Ingersoll grew up wanting to be a veterinarian. He attended California Polytechnic University with that goal and trained horses as a side business to pay for his education. He soon realized that horses were his calling. Though he never apprenticed under the other horsemen showing in California at that time, which included giants in the reined cow horse industry like Don Dodge, Benny Guitron and Clyde Kennedy, he received help from them.

Soon, Ingersoll was topping classes at the famed Cow Palace in Daly City, California, taking a slew of young riders and amateurs to compete on their horses, too.

“He’s just impacted so many people and brought them that that love of the animal, you know,” said his wife, Debbie. “The fact that the horses are there for giving to you all the time and he just passes that on. He has that.”

He mentored several prominent reined cow horse trainers, including the first woman to win the Snaffle Bit Futurity®, Sandy Collier. Then extended his support of not only the cow horse industry but the entire Western performance horse world by gaining his judge’s cards in multiple associations, including serving as a 3A judge in NRCHA.

“He was always a force to be reckoned with and a straight up kind of guy,” recalled California-based horseman and NRCHA Director of Judges Bill Enk. “We judged together, and he always held true to the Vaquero traditions is what he still does, you know? To me, Doug has been a real true soldier as far as the horse business.”

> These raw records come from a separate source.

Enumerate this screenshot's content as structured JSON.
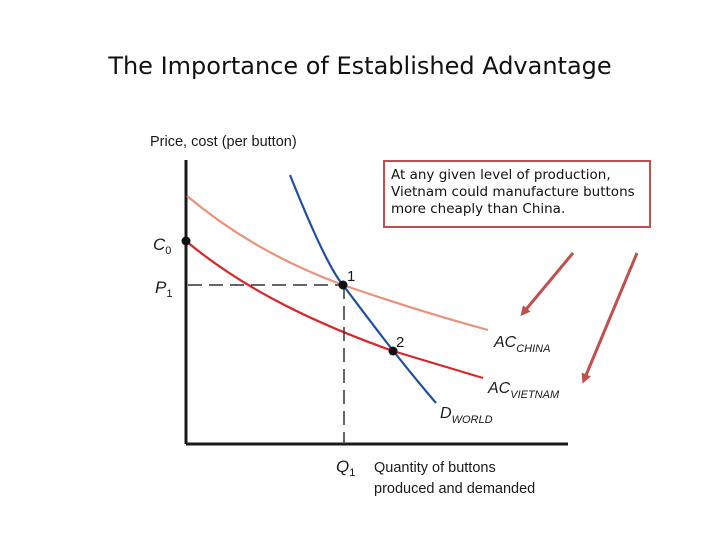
{
  "slide": {
    "title": "The Importance of Established Advantage"
  },
  "callout": {
    "text": "At any given level of production, Vietnam could manufacture buttons more cheaply than China."
  },
  "chart_data": {
    "type": "line",
    "ylabel": "Price, cost (per button)",
    "xlabel_line1": "Quantity of buttons",
    "xlabel_line2": "produced and demanded",
    "y_ticks": [
      {
        "main": "C",
        "sub": "0"
      },
      {
        "main": "P",
        "sub": "1"
      }
    ],
    "x_ticks": [
      {
        "main": "Q",
        "sub": "1"
      }
    ],
    "series": [
      {
        "name": "AC",
        "sub": "CHINA",
        "color": "#e8937a"
      },
      {
        "name": "AC",
        "sub": "VIETNAM",
        "color": "#d9252a"
      },
      {
        "name": "D",
        "sub": "WORLD",
        "color": "#1f4fa0"
      }
    ],
    "points": [
      {
        "label": "1"
      },
      {
        "label": "2"
      }
    ],
    "grid": false
  },
  "colors": {
    "callout_border": "#c0504d",
    "arrow": "#c0504d",
    "axis": "#1a1a1a"
  }
}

Ingersoll’s involvement was driven by what motivates him in many other areas: to make it better.

“I’ve been able to see a lot, you know, and contribute to a lot. I think it’s hard for a judge that has not been done an event to judge the event because they don’t know exactly what it feels like,” Ingersoll said. “That’s the reason I did it; to make things better. I think it makes a better horseman. It made me learn, learning the rules made me see the way different horses perform and made me feel what it takes to do better in the show pen.”

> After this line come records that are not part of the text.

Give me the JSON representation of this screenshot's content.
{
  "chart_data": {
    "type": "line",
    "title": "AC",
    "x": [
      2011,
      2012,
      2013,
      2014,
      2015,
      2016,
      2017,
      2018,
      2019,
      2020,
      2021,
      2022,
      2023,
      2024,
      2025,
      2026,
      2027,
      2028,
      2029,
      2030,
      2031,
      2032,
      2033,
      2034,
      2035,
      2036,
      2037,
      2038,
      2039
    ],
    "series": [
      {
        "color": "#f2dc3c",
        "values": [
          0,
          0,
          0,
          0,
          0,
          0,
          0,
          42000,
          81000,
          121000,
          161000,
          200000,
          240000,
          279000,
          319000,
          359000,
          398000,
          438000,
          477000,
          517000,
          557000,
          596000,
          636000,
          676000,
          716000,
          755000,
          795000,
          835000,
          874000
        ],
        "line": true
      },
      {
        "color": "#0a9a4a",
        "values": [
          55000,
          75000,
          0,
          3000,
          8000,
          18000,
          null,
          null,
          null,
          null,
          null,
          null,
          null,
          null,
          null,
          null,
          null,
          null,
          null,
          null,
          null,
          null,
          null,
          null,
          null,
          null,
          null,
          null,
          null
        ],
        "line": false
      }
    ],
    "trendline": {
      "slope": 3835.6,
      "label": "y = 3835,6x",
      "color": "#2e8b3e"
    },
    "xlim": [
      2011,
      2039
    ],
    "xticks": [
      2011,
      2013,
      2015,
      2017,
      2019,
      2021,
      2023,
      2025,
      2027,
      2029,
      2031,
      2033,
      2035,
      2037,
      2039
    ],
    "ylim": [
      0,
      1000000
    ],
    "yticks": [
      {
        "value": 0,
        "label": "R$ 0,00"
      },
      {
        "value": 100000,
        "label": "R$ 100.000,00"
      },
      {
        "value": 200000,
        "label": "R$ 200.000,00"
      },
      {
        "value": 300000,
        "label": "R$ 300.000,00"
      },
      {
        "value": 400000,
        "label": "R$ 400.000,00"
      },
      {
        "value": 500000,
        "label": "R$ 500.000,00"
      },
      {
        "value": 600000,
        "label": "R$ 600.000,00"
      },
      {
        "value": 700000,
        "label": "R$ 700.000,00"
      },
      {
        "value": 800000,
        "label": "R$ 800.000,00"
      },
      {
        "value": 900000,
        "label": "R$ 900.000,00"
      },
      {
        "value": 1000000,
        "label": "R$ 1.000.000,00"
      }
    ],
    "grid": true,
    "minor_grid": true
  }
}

That is not to say Ingersoll didn’t win his fair share of American Quarter Horse Association championships, weekend show class and circuit wins and NRCHA money, but the purses were not what drove him to compete.

“The money at that time was not the important thing, it was the win that we liked,” Ingersoll said. “A lot of times people judge the Hall of Fame on money earned or what you won. And I was told a long time ago that that’s not it. It’s what you contributed to the association. I’ve been able to sit on the [NRCHA] Board. I’ve been able to be on special committees.”

Ingersoll’s reputation as a horseman that is dedicated to putting the success of the association first helped solidify him as a Hall of Fame inductee. He has not strayed from the path reined cow horse set him on and has always chosen the best for the horse.

“I think all those million dollars and riders look up to Doug because of the fact that he is a man of integrity,” said Bobby. “He’s honest. He treats people right with respect.”

The longtime horseman received the “pat on the back” from his peers, those he has competed against, mentored and even judged, with the Hall of Fame induction.

“I haven’t won as much as a lot of these guys have, I’m sure put a lot more time in, you know? I would like to be known as a man of his integrity, a man of honesty,” Ingersoll said. “A man that was kind to his horses, loved his horses.”